If God was there on the day of the Sermon on the Mount, that’s no great surprise. People have given that idea credence for many centuries now. If God is in Sing Sing, or in the crusty basements or disgusting streets of ’30s New York, that’s something much more up for debate. At the end of Angels with Dirty Faces, Cagney commits to one of the most disturbing film endings I know. Rocky Sullivan, the notorious gangster, one of those tough customers who has lived a life without compunction or shame, is given a choice by a childhood friend turned priest. Father Connolly (Pat O’Brien, the ol’ Christofascist) knows that Rocky, imprisoned though he is, has great sway over a number of impressionable youngsters, kids who see themselves as tough customers in the making, perhaps a few good scores away from being Rocky Sullivan himself. When you go to the chair, Connolly tells Rocky, go yellow. Do something for those kids. Show them that crime doesn’t pay.
This is easy advice for Father Connolly to give. For one thing, he doesn’t have to give up his last moments and sully a reputation that, benighted or otherwise, he has spent his life building. For another, he isn’t repudiating his whole life going back. Perhaps most importantly, there’s no payoff for Rocky here. If God exists, then Rocky hasn’t seen the guy anywhere. The Sermon on the Mount is nothing more than pretty words written in elegant cursive as far as he can tell. There’s never really been proof of God for any of us, but where Rocky would have even found that proof is beyond me. Impoverished from the start. Sent to reform school when Jerry Connolly got away with the crime they both did together. Bad elements become worse. The payoff for virtue, whatever that is, is puny, perhaps even negative. Father Connolly wants Rocky to take it on faith that there’s something better than the life he lived, and that there’s something better waiting for the Dead End Kids (appearing en masse here). Maybe they, having the same background as Jerry had, could all be priest themselves.
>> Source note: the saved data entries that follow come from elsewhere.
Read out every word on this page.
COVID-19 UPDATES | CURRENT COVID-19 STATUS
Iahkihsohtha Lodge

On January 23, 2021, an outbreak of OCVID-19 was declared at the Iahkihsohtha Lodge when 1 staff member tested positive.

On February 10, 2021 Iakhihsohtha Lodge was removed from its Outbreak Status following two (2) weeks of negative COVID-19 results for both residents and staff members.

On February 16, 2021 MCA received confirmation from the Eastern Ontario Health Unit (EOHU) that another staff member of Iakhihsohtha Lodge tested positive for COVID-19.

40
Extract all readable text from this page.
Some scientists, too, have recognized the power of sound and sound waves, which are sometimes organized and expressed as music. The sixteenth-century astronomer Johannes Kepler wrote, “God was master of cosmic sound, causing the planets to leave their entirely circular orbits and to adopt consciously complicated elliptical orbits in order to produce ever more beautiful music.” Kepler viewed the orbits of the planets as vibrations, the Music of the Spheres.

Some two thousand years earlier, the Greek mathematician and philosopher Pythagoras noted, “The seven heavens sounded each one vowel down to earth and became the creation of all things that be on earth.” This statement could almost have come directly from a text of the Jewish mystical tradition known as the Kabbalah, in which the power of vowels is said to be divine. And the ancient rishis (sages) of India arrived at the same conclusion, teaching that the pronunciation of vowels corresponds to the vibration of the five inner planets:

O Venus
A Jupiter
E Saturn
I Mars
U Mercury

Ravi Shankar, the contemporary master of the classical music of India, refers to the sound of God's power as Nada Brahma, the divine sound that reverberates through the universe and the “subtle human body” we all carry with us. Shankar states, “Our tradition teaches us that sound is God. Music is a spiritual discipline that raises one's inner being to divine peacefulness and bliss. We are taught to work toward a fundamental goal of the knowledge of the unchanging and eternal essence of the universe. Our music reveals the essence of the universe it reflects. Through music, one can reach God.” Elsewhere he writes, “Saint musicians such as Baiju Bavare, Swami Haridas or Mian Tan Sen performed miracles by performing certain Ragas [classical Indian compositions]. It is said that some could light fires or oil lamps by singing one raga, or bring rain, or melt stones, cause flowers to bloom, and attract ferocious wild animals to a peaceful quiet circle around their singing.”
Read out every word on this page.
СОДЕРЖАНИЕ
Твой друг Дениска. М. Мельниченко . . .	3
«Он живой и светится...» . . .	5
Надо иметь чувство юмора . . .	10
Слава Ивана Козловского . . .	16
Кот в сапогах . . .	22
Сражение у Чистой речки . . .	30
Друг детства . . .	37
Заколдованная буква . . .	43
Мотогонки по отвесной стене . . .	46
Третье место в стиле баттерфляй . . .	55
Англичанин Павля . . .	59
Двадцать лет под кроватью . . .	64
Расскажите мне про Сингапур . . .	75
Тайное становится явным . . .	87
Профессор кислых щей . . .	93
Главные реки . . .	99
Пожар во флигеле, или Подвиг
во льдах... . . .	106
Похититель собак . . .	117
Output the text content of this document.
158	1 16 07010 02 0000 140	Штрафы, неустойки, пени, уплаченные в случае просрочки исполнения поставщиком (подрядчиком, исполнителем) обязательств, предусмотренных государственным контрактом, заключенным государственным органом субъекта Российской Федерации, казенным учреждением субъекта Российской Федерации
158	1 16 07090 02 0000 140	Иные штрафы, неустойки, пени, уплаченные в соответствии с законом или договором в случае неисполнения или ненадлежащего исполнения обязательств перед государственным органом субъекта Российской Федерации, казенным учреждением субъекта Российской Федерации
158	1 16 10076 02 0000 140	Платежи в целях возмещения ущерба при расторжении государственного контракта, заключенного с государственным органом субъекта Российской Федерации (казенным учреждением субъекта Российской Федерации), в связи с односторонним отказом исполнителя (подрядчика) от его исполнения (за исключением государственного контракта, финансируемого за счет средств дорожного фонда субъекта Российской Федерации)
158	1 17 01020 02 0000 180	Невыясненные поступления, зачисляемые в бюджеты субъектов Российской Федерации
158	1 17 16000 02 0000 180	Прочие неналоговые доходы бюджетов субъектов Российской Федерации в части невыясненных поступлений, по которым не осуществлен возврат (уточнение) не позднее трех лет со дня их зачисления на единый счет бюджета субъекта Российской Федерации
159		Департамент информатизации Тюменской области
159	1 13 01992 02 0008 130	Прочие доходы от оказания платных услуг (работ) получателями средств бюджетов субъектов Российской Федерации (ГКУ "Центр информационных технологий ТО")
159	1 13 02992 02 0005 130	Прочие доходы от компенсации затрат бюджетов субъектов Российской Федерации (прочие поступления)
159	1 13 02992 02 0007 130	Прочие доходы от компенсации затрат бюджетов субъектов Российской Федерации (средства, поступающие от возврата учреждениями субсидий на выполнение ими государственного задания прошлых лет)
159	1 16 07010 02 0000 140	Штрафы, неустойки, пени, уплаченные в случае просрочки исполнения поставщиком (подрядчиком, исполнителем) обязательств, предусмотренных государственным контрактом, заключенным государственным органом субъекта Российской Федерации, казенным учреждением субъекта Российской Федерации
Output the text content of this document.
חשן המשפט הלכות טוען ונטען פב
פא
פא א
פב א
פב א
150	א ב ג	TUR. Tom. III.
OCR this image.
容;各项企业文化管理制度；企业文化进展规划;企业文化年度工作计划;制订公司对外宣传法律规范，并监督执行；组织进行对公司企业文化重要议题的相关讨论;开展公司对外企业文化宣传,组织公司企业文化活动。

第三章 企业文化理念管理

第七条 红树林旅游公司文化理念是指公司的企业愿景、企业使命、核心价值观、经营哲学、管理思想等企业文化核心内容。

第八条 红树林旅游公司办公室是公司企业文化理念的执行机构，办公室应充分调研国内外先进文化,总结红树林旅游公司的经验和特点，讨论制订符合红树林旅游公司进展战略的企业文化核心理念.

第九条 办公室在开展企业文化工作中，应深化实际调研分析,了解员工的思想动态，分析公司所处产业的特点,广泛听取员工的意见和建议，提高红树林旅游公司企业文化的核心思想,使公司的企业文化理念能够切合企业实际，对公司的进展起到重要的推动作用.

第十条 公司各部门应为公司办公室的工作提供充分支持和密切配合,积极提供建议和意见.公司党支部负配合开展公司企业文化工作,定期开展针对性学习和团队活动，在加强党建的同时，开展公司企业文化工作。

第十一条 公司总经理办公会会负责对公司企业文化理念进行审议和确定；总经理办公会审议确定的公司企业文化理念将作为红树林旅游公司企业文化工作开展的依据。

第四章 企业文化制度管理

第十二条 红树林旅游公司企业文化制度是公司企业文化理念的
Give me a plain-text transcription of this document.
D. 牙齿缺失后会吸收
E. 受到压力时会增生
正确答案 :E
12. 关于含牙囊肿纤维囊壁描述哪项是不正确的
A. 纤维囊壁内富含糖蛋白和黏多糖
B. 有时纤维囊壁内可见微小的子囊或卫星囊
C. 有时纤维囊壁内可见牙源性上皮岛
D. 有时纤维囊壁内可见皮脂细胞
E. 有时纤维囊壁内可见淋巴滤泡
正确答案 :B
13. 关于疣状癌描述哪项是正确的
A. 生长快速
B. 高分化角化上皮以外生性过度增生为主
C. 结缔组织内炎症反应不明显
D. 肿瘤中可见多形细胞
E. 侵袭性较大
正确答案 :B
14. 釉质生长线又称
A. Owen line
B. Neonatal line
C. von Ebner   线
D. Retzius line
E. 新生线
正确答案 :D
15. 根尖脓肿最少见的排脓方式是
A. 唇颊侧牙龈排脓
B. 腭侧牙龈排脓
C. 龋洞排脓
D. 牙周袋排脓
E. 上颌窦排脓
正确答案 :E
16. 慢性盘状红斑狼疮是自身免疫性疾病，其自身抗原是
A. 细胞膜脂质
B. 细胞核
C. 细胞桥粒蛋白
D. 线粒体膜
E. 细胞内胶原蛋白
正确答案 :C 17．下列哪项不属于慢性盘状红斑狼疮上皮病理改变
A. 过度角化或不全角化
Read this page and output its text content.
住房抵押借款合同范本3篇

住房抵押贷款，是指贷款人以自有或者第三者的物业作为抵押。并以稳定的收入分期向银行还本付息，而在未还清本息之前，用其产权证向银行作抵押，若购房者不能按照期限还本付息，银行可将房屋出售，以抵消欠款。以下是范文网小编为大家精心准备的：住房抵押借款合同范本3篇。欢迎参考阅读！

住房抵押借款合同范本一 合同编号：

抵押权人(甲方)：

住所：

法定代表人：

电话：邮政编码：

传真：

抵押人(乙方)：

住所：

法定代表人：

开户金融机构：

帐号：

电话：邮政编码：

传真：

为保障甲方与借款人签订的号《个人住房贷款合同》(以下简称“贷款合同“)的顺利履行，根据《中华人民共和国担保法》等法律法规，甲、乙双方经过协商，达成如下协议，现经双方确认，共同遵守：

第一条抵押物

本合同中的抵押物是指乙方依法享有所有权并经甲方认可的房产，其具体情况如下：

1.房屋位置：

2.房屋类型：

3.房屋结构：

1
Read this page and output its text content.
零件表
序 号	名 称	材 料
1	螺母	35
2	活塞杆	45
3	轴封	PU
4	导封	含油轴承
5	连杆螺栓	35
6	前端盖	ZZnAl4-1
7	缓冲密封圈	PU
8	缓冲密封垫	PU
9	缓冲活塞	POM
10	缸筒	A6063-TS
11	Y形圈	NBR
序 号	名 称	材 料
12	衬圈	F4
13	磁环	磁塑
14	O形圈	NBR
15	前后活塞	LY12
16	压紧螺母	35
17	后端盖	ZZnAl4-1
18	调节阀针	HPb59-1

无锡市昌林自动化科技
Wouldn’t that be a lulu?
When Rocky does start screaming and crying, turning coward at this glimpse of mortality, I suppose you could read it as an honest reaction. Maybe after all of these years of always finding a way to get away with his misdeeds, he has never really learned how to cope with the ultimate disappointment on the other side of the switch. But I don’t read the movie that way. Rocky, who gets along with the Dead End Kids and likes their spunk, may well have their best interests at heart. He understands, in that final conversation with Connolly, that he’s going to die. He’s leaving nothing behind besides his reputation, that carefully crafted mask that he’s worn for his whole adult life and more. I wouldn’t say that he’s made peace with it, precisely, but he’s realistic. That realism gives way to fantasy, the fantasy of a deathbed confession, a deathbed confession that by definition he cannot take credit for. A single hint that he’s giving up his reputation renders the whole thing moot. So he takes it on faith. His left hand does not know what his right does.